Developing a multilingual speech translation system requires efforts in constructing automatic speech recognition (ASR), machine translation (MT), and text-to-speech synthesis (TTS) components for all possible source and target languages. If the numerous ASR, MT, and TTS systems for different language pairs developed independently in different parts of the world could be connected, multilingual speech translation systems for a multitude of language pairs could be achieved.
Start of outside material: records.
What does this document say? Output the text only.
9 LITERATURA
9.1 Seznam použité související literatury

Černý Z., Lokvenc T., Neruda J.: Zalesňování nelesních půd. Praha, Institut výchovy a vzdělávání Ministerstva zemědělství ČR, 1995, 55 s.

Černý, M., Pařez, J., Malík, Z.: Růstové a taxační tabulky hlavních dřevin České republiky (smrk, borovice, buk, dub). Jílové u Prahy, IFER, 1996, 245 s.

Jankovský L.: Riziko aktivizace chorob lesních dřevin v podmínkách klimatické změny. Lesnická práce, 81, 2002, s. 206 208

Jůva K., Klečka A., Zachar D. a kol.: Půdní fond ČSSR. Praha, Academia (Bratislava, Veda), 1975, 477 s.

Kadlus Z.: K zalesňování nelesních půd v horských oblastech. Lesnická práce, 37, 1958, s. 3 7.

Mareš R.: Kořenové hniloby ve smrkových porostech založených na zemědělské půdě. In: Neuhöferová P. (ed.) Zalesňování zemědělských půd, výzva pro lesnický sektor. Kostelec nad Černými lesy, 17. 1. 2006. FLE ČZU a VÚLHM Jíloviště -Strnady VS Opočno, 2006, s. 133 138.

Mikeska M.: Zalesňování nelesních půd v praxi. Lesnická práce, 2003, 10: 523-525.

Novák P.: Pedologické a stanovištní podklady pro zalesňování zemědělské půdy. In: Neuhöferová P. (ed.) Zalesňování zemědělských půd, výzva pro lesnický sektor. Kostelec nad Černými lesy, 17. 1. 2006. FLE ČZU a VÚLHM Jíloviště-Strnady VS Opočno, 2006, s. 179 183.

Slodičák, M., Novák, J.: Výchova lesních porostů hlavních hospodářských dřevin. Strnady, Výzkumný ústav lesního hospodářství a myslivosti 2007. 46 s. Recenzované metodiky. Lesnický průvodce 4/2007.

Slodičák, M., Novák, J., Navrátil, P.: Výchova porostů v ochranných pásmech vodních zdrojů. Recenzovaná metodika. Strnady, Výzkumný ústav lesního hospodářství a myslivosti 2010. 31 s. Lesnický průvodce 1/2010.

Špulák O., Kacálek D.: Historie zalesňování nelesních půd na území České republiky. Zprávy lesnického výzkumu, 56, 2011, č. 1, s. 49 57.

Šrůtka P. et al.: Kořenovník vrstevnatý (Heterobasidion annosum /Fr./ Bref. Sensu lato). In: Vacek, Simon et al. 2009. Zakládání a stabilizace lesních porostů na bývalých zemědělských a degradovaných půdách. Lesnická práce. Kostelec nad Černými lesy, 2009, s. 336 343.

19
Yet, there is currently no common, flexible framework that can provide an entire speech translation process by bringing together heterogeneous speech translation components. In this article we therefore propose a distributed architecture framework for multilingual speech translation in which all speech translation components are provided on distributed servers and cooperate over a network. This framework can facilitate the connection of different components and functions. To show the overall mechanism, we first present our state-of-the-art technologies for multilingual ASR, MT, and TTS components, and then describe how to combine those systems into the proposed network-based framework. The client applications are implemented on a handheld mobile terminal device, and all data exchanges among client users and spoken language technology servers are managed through a Web protocol. To support multiparty communication, an additional communication server is provided for simultaneously distributing the speech translation results from one user to multiple users. Field testing shows that the system is capable of realizing multiparty multilingual speech translation for real-time and location-independent communication.